Военрук обвел компанию захмелевшим оком и кивнул, лапидарно подтвердив: «И вам».
– А тебе положено, да? – уязвлено спросил Самсон.
– Я офицер! Я присягу принимал! Подписку давал! – с кастовой гордостью заявил подполковник.
– В отставке, – не без ехидства напомнил новорожденный.
– А ми тут все офицери, – сказал примирительно парторг, которого действительно уже с месяц как произвели из сержантов запаса в младшие лейтенанты того же резервистского вида войск, как идеологически выдержанного, политически грамотного кадра, которого можно использовать в военное время на должности замполита роты, батареи и проч. – Все подписку давали…
Но Крапова не так-то просто было уговорить сдаться на милость круговой поруки не кадровых бумажных офицеров.
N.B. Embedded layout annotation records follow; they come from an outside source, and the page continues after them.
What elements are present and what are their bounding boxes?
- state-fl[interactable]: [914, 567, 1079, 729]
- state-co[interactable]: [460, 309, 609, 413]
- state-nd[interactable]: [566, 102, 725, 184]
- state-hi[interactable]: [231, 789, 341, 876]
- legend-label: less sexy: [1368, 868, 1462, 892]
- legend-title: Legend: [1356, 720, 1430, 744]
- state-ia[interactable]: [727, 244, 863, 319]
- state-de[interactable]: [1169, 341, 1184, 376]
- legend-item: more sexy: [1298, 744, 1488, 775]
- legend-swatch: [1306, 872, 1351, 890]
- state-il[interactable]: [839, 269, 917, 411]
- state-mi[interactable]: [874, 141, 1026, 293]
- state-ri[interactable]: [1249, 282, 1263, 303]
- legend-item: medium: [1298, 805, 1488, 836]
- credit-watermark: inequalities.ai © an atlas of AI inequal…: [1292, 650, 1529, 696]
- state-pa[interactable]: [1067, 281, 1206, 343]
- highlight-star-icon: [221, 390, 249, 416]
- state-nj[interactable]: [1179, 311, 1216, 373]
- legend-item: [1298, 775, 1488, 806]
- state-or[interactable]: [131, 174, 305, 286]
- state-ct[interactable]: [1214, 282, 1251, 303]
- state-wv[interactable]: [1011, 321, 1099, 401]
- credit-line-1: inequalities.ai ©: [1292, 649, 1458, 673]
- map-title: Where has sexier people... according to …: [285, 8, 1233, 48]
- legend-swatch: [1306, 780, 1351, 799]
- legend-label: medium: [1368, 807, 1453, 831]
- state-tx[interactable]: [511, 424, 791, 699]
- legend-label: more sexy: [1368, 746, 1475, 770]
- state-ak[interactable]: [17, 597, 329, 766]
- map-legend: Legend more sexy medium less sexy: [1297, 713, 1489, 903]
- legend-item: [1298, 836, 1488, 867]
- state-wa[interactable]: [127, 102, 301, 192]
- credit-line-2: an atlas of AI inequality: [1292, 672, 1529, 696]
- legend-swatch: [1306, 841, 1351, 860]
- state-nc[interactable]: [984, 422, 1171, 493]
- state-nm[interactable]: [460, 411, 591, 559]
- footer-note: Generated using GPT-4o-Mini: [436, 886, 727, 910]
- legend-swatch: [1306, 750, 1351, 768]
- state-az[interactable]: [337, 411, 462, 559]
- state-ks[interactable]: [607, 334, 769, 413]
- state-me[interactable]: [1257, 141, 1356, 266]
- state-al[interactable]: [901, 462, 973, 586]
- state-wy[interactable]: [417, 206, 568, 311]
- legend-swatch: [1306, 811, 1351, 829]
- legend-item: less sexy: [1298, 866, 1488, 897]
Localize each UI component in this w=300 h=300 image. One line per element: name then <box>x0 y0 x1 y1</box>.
Пока бутылка пятизвездочного коньяка не опустела, военная тайна оставалась за семью замками. Но она ведь так и заплесневеть может, если вовремя ее не проветрить в замкнутой среде особенно доверенных лиц.
– Что такое АК–47 знаете?
– Ии! – оповестил о своем разочаровании кратким армянским междометием с долгим гласным звуком парторг Арвестян. – Кто же его не знает! Автомат Калашникова знаменитый… Я слышал, даже американцы во Вьетнаме его больше лубят, чем свой родной американский автомат…
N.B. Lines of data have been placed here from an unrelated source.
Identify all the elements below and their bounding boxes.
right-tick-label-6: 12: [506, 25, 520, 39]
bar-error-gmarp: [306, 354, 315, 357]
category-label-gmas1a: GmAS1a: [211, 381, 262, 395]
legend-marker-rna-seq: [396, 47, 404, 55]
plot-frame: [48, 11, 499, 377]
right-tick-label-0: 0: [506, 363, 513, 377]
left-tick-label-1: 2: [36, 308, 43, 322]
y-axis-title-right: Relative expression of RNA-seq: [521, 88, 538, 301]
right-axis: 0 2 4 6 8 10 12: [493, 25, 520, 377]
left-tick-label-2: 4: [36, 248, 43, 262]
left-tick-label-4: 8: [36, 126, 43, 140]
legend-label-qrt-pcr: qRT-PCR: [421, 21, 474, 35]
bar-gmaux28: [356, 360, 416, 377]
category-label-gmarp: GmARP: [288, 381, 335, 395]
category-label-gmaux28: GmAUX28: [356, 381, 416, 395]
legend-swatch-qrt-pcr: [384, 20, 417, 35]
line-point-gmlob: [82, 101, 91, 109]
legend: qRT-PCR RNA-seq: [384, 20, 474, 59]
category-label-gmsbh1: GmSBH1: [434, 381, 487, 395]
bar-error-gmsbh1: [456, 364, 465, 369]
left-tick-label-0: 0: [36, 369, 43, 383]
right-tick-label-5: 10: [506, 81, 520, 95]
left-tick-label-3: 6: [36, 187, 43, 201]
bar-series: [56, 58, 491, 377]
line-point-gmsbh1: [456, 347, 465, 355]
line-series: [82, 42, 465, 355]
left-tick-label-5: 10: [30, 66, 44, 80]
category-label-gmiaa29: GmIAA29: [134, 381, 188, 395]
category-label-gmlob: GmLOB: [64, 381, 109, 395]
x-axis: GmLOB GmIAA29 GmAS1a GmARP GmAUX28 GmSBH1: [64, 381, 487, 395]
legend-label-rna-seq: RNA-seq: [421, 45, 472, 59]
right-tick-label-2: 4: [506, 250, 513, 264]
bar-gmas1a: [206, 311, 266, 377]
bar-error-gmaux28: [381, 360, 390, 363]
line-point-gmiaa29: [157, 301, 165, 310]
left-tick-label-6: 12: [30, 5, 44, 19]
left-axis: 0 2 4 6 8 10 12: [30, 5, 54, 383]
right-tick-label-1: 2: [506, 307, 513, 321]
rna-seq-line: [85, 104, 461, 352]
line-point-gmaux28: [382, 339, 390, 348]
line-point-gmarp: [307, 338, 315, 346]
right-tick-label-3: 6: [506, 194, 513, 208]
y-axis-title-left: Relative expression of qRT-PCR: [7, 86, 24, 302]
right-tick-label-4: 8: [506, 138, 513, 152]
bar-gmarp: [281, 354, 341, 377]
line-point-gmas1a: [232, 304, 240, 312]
– Точно! – пыхнул густым сигарным дымом Сашик Пашикович и, взгромоздив коротенькие ножки на свободный стул, добавил: – Я тоже об этом слышал. А еще слышал, что наши уже какой-то новый автомат изобрели. Почище Калашникова. Говорят, чуть пуля заденет, и все – либо труп, либо инвалид…
– А как этот новый автомат называется, знаешь? – с трудом, но все же сумел насторожиться подполковник Крапов.
Физрук в недоумении взглянул на военрука.
– Вай! – всплеснул руками Самсон, – конэшно не знает. Откуда ему знать?
– А вот Брамфатуров знает! – огорошил компанию военрук.
– Ну, – подумал вслух Авенир Аршавирович, – у Брамфатурова отец военный. Так что ничего удивительного…
– Военный, – пренебрежительно дернул ртом Крапов. – Но он ведь не в штабе армии, даже не в штабе округа служит, а всего-навсего в каком-то военкомате…
– Не в каком-то, Крапов, а в Республиканском!
– Все равно, – отмахнулся Крапов. – Министерство Обороны даже с республиканскими военкоматами секретами новейших разработок стрелкового вооружения не делится… Я сам и то об этом новом автомате узнал только по случаю, от старинного друга, который его испытывал на секретном полигоне. Причем, заметьте, ребята, только после третьей бутылки!.. А этот Брамфатуров говорит о нем, как о чем-то всем давно известном. Мало того, модификации называет, о которых мой кореш не заикнулся даже после четвертой банки!
– Ну, после четвертой вы, наверное, уже лыка не вязали, – высказал не лишенное вероятия предположение физрук.
– А вот и вязали! – запротестовал подполковник. – Мы без прицепа употребляли, под хорошую закусь керосинили. А он все равно ни словом о модификациях не обмолвился…
– Ну, тогда я не знаю, что и думать, – глубокомысленно заметил историк.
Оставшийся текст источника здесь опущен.